聖句が違えば、違う道具を求めることもあります。短く鮮やかな聖句は、一つの像で即座に宿るかもしれません。長い教理の箇所は、句分け、頭文字、記憶の道筋がともに働くことを必要とするかもしれません。時とともに、あなた自身の心がどの技法に最もよく応えるかを学んでいきます。
技法を聖句に合わせる
経験を積むにつれ、目の前の箇所の種類に応じて技法を選ぶことを学びます。短く鮮やかな聖句——「神は愛である」——は、一度声に出して読むだけで即座に宿り、大がかりな仕掛けをほとんど要しません。詩篇 119:105 の灯と光のような、具体的な像に満ちた聖句は、視覚化に自然になじみます。エペソ人への手紙 2:8–9 のような、つながり合う観念の詰まった教理の箇所は、句分けと頭文字法が報い、論理の流れを損なわずに保ちます。長い物語や詩篇まるごとは、部分が順序を保つよう、記憶の道筋の技法を求めます。
子どものための聖句は、ほとんどいつも、歌と手の動きから益を受け、学びを遊びに変えます。

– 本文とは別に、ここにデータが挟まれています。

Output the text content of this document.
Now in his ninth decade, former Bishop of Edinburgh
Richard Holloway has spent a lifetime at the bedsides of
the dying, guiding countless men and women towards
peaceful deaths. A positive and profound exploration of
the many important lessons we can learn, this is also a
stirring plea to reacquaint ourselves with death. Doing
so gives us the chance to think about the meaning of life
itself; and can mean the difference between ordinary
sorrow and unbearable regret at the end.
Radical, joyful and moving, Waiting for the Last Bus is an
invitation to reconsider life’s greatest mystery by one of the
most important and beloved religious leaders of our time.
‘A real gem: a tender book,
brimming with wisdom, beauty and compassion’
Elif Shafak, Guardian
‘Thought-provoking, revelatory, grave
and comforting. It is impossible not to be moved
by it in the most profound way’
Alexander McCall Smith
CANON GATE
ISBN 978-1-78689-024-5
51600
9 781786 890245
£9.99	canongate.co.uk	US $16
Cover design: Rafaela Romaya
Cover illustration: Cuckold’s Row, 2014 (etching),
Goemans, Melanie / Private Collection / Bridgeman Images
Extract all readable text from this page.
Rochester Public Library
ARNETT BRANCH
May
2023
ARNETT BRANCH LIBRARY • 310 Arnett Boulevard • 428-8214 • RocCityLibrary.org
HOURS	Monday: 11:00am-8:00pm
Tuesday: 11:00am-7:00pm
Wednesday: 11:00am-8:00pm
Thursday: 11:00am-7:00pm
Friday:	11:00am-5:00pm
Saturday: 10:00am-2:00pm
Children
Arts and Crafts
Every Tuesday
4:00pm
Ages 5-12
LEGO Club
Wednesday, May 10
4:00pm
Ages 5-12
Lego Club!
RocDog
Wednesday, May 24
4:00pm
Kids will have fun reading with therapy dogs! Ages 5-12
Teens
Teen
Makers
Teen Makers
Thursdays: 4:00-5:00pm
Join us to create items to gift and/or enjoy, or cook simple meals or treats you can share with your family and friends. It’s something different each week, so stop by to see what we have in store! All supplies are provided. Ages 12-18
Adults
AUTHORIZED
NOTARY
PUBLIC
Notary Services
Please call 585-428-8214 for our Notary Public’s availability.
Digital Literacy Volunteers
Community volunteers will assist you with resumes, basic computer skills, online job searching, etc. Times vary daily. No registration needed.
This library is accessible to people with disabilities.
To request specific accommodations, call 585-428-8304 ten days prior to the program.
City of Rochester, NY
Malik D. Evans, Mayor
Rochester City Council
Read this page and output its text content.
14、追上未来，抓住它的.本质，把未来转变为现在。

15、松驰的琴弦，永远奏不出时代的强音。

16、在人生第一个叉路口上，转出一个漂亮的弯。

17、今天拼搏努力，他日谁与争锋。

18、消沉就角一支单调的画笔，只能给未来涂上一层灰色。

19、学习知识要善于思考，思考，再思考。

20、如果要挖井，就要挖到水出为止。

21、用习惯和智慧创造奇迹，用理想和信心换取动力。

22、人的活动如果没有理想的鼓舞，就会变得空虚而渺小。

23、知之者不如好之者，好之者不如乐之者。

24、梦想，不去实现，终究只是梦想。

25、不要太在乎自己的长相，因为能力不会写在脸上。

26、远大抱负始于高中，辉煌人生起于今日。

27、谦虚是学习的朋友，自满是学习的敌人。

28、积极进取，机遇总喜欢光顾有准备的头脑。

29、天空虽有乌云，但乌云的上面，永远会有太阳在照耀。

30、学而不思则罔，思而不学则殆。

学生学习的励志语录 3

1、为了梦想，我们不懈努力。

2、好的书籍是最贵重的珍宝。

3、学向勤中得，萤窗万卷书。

しばしば祈りたい聖句は、ゆっくりと祈りをもって暗唱することによく仕えられ、黙想と記憶がともに育ちます。ただ一つの正しい道具はありません——ただ、聖句に合い、あなたの心に合う道具があるだけです。
あなた自身の習慣を築く
時とともに、たいていの人は、二つか三つのお気に入りの技法に頼り、必要に応じて他を加える、個人的な習慣に落ち着きます。たとえば、新しい聖句をいつも声に出して読み、いつも頭文字を使って一度書き、復習に組み入れる前にいつも想起で自分を試す、というように。そのような習慣は、毎回あらためて決める必要をなくし、実践を滑らかで繰り返しやすいものにします。最良の習慣は、あなたが本当に保ち続ける習慣です。
道具を選んで、始める
最悪の技法は、あなたが決して使わない技法です。あらゆる方法を習得するまで、始めるのを待たないでください。このリストから二つか三つ——たとえば音読、句分け、頭文字法——を選び、今日ただ一つの聖句を学んでください。成長するにつれ、ほかの道具を自分の箱に加えていきます。大切なのは、どの方法を選ぶかではなく、あなたが始めること、そして忠実で、よい折を選んだ復習によって、学んだものを保つことです。結局のところ、目標は巧みな記憶ではなく、神の生きたみことばに満ちた心なのです。